L’étude permet plus de discernement. Mais l’étude est toujours provoquée par la rencontre avec l’autre, avec Daniel, avec André, avec des personnes me posant des « problèmes », qui me donnent à réfléchir et à chercher le sens des mots, et le sens de la vie. Il y a en nous ce combat entre le désir d’être fixe, de ne pas bouger, et le contraire, que la vie est mouvement. Comment bouger, comment faire que ce mouvement ne soit pas assimilé à un désordre, une incohérence, verbale ou physique, mais à une recherche de cohérence, de sens, d’élégance ?

André avait une manière mystérieuse d’être élégant. Par ses attitudes, il posait des problèmes aux gens qui l’ont côtoyé. Ces problèmes, cette confrontation avec lui, a permis quelques fois aux gens et à ses élèves qui l’ont côtoyé de trouver leur propre cohérence.

La phrase : « D.ieu est à l’intérieur de nous » m’a été souvent dite par lui, ainsi que « je suis comme un nuage ». J’ai trouvé dans les livres à éclaircir ces dires.

Un nuage n’a pas de forme. Sa forme change. Pour pouvoir contempler un nuage, il faut soi – même imaginer une forme à partir de lui. Trouver dans ce qui nous est proposé par la nature, à interpréter le sens de la forme, et donc à lui donner une forme.

Il est important pour moi de trouver une forme dans l’expression verbale, ou dans la manière d’être, de se comporter, une forme permettant cette cohérence. Suis – je élégant, quand je joue, suis – je moins crispé… La forme est liée avec l’écoulement. Quand on voit un ruisseau couler, malgré les cailloux, il y a quand même une cohérence, dans cet évitement.
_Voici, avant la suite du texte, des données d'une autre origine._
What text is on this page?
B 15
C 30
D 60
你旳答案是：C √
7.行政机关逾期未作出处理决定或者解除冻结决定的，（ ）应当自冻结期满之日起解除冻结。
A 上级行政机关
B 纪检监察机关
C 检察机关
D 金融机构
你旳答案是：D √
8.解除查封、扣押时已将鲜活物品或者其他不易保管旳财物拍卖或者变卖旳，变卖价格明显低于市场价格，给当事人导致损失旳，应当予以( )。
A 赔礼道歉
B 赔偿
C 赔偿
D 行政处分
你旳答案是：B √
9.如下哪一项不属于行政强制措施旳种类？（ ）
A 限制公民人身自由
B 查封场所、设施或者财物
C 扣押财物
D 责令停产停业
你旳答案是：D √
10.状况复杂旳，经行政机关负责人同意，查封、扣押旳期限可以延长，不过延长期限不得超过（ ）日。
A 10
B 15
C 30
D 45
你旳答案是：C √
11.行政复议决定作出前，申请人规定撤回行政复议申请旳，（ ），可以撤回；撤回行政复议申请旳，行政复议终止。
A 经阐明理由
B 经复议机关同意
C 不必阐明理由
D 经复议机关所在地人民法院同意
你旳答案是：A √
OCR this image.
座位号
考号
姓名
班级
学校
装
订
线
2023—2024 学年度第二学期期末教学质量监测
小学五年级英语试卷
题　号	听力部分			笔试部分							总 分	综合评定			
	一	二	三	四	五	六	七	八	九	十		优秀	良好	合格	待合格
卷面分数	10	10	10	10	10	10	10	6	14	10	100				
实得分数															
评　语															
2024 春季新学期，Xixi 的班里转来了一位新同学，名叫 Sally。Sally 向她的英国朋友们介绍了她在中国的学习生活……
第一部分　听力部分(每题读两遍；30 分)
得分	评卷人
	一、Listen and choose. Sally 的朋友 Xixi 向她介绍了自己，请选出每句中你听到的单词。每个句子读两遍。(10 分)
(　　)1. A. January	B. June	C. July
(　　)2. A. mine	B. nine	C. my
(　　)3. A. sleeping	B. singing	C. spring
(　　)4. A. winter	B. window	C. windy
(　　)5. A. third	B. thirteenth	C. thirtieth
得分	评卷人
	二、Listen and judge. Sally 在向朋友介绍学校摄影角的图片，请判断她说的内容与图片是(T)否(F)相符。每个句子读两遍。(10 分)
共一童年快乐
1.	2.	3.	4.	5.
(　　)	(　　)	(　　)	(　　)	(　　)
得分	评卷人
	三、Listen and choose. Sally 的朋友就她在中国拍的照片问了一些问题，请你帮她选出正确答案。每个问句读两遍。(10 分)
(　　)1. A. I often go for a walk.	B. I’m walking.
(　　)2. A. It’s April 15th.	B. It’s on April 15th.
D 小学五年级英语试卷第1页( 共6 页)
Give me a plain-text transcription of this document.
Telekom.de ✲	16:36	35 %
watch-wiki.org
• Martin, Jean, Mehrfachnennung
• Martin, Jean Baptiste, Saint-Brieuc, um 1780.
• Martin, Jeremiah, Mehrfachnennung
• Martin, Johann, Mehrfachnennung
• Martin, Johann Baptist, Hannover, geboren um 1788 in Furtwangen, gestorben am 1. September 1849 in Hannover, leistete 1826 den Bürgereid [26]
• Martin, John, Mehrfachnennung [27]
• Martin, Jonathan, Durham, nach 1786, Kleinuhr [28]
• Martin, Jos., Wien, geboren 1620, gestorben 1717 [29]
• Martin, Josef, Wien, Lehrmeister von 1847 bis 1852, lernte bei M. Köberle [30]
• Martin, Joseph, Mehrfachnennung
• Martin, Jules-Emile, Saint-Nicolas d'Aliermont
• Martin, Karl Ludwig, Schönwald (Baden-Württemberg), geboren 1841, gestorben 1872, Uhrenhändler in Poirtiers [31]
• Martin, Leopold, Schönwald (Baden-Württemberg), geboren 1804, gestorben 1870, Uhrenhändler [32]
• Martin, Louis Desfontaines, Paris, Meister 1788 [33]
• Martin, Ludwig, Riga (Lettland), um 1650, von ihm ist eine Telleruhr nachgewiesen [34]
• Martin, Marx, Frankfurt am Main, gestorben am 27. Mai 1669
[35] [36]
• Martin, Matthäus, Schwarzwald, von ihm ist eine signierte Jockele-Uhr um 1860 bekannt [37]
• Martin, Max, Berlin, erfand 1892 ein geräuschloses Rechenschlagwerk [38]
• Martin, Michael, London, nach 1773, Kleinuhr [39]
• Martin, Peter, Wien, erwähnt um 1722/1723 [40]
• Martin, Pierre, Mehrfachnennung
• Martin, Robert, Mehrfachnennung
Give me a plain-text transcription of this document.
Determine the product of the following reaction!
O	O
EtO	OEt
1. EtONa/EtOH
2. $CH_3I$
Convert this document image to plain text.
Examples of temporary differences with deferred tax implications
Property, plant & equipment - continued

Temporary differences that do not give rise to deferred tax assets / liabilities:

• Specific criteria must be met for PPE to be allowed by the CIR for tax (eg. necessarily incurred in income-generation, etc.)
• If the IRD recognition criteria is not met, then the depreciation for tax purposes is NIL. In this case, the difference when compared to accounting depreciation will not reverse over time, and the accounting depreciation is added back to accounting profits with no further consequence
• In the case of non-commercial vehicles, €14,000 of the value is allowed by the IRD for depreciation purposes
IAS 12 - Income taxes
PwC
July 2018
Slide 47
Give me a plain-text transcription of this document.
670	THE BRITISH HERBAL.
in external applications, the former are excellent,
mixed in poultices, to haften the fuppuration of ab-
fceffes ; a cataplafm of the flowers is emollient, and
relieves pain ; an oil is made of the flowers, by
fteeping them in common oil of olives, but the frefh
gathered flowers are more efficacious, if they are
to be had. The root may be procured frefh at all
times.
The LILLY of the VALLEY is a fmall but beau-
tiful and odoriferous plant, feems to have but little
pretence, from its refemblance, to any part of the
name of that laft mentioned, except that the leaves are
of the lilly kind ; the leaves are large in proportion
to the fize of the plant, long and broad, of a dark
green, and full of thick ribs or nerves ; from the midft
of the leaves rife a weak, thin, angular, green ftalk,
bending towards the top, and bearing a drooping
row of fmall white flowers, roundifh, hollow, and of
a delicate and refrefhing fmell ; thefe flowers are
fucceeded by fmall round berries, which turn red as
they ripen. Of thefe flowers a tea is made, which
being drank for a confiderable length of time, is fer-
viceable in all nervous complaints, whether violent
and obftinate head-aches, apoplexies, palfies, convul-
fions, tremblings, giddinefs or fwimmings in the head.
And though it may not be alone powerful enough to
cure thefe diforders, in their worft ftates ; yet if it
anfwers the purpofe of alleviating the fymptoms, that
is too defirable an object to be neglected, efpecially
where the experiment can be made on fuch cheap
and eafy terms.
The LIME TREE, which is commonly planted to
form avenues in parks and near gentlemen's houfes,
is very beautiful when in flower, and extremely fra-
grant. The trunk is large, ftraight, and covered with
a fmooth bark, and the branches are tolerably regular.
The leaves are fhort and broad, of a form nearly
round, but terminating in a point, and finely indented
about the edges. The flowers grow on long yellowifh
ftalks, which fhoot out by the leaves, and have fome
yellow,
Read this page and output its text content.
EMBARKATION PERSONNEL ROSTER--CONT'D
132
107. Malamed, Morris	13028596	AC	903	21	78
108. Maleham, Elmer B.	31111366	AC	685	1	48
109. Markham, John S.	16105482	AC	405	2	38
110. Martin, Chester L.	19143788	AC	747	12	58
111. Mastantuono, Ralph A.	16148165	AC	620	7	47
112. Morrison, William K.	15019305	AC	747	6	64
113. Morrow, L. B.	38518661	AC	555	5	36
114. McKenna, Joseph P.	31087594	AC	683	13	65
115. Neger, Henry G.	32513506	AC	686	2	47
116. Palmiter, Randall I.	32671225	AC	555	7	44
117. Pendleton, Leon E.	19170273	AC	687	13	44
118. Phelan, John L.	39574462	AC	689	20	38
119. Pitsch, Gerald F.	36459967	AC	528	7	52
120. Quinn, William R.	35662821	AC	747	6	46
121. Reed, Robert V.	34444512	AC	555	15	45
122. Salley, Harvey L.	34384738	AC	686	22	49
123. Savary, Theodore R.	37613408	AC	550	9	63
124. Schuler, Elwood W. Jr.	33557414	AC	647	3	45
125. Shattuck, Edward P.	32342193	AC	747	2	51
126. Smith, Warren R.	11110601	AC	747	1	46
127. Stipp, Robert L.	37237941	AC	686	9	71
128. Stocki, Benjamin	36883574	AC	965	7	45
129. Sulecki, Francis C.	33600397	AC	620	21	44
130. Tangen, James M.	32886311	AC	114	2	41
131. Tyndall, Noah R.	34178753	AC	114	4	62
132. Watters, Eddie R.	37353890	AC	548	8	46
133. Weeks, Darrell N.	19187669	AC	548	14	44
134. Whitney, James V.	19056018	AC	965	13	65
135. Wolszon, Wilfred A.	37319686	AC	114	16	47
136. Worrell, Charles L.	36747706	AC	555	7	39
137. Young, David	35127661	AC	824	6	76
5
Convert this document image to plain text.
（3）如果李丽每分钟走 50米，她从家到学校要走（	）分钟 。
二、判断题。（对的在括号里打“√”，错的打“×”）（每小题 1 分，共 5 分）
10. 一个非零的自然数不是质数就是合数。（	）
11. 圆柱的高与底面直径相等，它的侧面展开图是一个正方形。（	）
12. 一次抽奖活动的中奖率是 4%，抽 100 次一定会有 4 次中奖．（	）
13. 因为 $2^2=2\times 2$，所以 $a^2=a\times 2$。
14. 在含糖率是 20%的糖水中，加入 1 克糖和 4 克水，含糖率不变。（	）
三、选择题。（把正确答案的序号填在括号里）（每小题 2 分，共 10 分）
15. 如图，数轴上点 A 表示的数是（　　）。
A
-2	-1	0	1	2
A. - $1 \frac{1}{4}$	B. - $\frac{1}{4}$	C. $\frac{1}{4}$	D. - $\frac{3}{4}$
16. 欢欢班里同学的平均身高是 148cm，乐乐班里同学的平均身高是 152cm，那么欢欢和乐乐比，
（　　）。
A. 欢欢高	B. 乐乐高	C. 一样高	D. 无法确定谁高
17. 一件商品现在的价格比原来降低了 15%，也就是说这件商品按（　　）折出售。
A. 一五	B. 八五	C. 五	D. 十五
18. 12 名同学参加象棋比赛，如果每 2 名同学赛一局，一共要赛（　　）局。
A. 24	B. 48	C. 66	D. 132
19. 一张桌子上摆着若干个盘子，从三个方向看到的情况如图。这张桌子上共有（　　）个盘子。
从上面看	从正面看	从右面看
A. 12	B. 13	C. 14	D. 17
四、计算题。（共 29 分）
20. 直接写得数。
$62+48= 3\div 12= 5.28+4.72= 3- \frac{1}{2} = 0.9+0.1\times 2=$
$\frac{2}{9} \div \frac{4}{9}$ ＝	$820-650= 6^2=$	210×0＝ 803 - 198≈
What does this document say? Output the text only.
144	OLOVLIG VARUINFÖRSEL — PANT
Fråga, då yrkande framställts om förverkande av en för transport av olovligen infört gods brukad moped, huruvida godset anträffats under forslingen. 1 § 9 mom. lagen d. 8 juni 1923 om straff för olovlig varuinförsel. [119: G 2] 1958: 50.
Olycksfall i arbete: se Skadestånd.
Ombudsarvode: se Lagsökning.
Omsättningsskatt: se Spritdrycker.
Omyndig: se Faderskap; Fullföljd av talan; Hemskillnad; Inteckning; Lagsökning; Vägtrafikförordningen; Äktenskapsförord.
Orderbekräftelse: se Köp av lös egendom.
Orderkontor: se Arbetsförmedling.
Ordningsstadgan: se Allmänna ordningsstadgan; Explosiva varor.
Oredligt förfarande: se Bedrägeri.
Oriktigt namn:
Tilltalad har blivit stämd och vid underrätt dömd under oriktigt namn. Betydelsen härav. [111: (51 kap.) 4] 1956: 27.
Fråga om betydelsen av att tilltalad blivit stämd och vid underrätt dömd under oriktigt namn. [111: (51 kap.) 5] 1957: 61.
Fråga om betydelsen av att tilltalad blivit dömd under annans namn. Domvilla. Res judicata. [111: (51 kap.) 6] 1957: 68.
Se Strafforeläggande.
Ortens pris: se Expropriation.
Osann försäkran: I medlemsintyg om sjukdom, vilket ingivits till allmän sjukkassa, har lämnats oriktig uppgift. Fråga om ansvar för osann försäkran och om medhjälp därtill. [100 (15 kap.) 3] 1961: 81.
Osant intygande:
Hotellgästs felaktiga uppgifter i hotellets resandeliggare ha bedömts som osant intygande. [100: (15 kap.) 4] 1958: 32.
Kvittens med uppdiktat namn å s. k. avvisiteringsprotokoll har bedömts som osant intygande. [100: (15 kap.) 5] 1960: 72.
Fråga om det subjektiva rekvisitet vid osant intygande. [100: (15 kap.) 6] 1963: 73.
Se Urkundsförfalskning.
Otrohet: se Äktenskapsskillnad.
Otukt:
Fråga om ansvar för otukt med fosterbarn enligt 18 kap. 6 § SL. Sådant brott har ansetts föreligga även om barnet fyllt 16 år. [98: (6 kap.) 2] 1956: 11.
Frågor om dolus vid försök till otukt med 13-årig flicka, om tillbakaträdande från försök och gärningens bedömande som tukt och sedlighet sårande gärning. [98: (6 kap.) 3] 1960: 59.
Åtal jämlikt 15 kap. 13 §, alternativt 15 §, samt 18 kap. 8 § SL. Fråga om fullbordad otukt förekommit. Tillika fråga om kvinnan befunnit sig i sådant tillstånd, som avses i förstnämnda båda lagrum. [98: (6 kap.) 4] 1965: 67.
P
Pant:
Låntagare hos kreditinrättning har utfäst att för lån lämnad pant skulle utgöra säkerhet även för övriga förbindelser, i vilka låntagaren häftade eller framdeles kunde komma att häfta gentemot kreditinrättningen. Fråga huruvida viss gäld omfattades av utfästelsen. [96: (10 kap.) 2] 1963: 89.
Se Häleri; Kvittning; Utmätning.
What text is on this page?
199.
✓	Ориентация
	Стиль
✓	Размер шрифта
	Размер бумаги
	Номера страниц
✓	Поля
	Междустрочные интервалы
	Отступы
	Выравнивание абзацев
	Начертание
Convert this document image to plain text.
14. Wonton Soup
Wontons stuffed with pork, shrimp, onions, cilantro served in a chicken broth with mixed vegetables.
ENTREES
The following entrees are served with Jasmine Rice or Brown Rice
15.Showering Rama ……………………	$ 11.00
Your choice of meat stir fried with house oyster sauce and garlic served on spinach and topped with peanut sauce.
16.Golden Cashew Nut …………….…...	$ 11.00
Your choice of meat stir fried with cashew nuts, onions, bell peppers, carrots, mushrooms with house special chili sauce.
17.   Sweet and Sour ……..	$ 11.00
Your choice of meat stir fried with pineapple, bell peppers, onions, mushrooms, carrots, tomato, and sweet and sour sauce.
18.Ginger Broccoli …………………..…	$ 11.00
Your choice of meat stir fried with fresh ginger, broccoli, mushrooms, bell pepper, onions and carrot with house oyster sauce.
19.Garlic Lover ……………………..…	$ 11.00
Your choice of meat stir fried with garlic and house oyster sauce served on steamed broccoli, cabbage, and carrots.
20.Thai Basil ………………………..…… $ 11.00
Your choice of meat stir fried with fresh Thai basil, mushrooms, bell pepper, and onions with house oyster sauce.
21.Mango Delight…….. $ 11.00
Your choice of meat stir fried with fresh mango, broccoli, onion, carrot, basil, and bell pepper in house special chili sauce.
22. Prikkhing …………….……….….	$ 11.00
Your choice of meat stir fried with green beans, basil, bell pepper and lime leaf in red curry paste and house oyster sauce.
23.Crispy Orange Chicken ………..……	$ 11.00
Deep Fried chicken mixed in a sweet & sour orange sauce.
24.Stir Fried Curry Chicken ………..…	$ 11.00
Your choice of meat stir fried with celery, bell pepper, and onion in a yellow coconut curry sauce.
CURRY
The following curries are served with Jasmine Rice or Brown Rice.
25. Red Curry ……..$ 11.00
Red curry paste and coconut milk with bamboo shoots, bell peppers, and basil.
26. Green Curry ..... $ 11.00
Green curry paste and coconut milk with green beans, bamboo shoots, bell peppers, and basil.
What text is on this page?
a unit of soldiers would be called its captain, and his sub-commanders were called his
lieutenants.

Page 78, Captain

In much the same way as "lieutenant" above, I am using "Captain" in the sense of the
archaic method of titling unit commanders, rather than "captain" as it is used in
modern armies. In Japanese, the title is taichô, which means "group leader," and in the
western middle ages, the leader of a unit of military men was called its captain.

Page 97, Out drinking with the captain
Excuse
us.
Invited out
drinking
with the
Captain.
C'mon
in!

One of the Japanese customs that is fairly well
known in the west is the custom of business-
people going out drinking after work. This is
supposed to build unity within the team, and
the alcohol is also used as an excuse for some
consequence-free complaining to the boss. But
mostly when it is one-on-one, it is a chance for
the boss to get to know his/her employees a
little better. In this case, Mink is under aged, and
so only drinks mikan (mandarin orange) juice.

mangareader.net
Ne dois – je pas travailler sur cette recherche de cohérence entre le langage, la manière dont je parle, la manière dont je joue, la manière dont je vis, la manière dont je bouge mes mains…

André jouant du piano, et l’interrogation que cette vision – écoute a provoqué en moi, me le permet.
Quelques fois, André disait avant de se mettre à jouer : « je ne suis pas un virtuose ». Je ne comprenais pas au début pourquoi il faisait cette différence. Plus tard, j’ai compris le discernement qu’il faisait. Il savait que la musique et l’art ne passent pas par la technique.
Que veut dire « être virtuose » ? Cela engage une autre manière de pensée, une autre recherche. Une manière de penser que la répétition mécanique et automatique amène à la virtuosité. Grâce à ses maîtres, André avait reçu un autre apprentissage qui n’était pas cette sorte de mécanisation. En cela, il était un grand pianiste, n’ayant aucun problème, ni avec la technique, ni avec l’objet.

L’objet, un marteau ou une guitare, ont des finalités différentes. Planter un clou peut se faire aussi avec art et élégance, comme jouer de la guitare ou d’un autre instrument. La manière de se comporter avec un objet, outil, ou instrument, provient de la pensée et de la tension vers la finalité de l’acte à accomplir.


Quelle est la finalité de l’outil ou de l’instrument ? Avant d’y penser, il faut établir un rapport élégant avec l’instrument, qui exclut la précipitation pour arriver au but. C’est la réflexion sur « le comment faire ». Faire attention que l’instrument ne nous gêne pas, mais soit le prolongement de nous – mêmes. De la même façon, ce « faire attention » nous permet la transposition dans les rapports humains. Ne pas gêner les autres.